Le terrain de jeu contemporain, carré clôturé d’espace public agrémenté de structures en plastique bigarrées et de pavés en sous-produits du pétrole, est le creuset de récits complexes et, en fin de compte, l’espace qui forme et façonne les comportements des enfants. Le design de ces espaces, aux modules de jeu et matériaux universels, est intrinsèquement guidé par son rapport à la prise de risques. Les structures normalisées que l’on retrouve dans toutes ces aires sont conçues autour du caractère « hasardeux » des activités en plein air, pour faire la part belle aux grandes hauteurs, aux vitesses importantes, à l’utilisation d’appareils dangereux, à l’exposition aux éléments périlleux, aux jeux turbulents, à la possibilité de se perdre ou même au potentiel de « disparaître ». Pourtant, ces intentions sont souvent diluées par le contrôle et la standardisation imposés à de tels espaces, inspirés par une obsession pour la sécurité qui, fondamentalement, subvertit l’idée d’aire de jeux dans ce qu’elle a de plus profond.

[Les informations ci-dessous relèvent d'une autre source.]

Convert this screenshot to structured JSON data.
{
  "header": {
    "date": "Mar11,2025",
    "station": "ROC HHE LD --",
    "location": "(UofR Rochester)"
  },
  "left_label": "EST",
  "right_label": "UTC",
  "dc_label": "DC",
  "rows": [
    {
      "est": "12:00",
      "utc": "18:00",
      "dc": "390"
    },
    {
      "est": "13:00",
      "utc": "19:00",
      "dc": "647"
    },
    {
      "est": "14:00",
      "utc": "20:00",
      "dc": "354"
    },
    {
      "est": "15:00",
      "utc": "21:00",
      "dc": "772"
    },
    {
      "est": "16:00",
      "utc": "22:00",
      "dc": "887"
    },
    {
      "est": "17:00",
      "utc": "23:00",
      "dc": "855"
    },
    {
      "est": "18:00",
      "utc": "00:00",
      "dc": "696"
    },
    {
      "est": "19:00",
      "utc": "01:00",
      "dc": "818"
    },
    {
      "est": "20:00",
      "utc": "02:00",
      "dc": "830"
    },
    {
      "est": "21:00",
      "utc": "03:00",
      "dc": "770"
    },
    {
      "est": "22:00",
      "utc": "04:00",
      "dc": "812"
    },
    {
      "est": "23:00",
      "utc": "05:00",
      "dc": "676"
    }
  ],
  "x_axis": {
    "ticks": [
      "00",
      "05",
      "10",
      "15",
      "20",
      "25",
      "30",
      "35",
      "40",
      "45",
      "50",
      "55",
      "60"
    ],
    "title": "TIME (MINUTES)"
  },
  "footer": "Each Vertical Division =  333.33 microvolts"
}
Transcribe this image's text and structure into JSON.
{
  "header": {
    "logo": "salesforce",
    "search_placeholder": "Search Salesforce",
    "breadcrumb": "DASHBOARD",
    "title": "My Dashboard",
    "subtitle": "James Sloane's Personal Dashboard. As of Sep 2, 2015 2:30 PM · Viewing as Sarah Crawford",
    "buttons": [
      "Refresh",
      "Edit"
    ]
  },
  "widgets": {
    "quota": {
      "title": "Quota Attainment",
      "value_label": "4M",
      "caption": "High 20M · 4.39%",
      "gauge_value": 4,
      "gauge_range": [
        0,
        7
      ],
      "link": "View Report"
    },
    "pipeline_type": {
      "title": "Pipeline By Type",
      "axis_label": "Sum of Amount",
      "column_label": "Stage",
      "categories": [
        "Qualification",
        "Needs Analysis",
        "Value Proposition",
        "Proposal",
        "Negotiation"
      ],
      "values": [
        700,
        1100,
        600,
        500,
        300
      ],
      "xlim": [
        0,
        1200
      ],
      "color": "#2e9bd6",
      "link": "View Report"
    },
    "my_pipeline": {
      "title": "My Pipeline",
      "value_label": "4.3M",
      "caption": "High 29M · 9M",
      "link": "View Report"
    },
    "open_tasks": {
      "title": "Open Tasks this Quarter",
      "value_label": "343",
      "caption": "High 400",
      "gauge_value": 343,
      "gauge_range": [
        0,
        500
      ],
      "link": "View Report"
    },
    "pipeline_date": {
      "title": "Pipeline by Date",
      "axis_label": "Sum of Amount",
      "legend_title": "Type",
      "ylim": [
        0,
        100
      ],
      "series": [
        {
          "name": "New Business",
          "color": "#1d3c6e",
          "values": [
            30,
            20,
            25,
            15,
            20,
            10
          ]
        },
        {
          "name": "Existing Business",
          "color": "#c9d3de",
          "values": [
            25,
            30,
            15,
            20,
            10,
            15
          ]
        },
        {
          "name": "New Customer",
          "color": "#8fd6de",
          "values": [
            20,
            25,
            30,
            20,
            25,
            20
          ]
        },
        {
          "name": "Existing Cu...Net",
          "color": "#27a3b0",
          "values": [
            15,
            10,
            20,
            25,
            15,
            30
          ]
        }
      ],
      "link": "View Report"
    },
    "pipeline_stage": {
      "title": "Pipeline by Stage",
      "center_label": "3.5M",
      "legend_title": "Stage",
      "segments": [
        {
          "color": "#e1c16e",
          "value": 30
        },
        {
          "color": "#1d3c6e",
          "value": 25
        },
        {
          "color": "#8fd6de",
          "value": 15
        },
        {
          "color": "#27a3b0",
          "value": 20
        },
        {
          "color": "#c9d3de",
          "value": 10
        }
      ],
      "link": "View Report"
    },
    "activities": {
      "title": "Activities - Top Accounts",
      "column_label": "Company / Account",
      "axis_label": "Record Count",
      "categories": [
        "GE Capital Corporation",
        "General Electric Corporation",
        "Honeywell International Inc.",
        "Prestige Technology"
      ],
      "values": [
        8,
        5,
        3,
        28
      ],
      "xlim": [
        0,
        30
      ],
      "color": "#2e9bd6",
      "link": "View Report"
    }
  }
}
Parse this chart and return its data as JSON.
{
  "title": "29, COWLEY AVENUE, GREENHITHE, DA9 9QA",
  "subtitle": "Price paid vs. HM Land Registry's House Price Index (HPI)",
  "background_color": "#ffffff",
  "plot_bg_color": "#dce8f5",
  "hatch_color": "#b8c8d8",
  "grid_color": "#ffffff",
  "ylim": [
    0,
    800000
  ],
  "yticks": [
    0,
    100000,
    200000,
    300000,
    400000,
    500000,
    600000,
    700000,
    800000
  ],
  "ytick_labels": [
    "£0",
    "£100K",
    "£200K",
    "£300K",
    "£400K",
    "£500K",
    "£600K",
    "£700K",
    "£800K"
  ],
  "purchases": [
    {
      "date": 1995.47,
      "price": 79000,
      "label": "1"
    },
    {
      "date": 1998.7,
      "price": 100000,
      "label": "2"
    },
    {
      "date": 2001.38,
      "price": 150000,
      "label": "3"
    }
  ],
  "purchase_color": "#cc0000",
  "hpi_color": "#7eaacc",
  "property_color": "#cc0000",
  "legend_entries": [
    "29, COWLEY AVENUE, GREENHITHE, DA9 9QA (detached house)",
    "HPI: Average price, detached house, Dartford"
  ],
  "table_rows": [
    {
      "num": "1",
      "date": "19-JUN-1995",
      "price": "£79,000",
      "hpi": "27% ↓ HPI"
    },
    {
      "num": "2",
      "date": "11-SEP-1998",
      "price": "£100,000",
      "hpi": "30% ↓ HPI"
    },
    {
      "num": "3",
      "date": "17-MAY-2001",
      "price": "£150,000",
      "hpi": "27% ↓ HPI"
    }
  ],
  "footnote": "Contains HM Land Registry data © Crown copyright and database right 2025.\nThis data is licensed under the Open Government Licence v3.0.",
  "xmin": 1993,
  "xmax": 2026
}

Dans ces endroits normalisés, l’innocuité perçue du design a priorité sur la prise de risques. De tels compromis remettent en question les définitions vagues de la sécurité et du contrôle, et selon David Ball, professeur de gestion des risques à l’université Middlesex de Londres, « il n’y a pas de preuve évidente que les mesures de sécurité sur les terrains de jeux ont réduit le risque moyen sur les terrains de jeux ». Il ajoute que « le risque de certaines blessures, comme les longues fractures du bras, a en fait augmenté après l’introduction de surfaces plus souples sur les terrains de jeu en Grande-Bretagne et en Australie ».1 La sécurité perçue est en fin de compte une mesure suspecte, que ce soit par sa préoccupation sincère pour les blessures ou par son intérêt caché pour le contrôle. Existe-t-il un autre avenir, où les normes de conception pourraient être redéfinies et où le pouvoir serait redonné aux sujets de jeu – les enfants eux-mêmes?
-
Tierney, « Can a Playground Be Too Safe? » ↩
Cet article a été traduit de l’anglais par Frédéric Dupuy.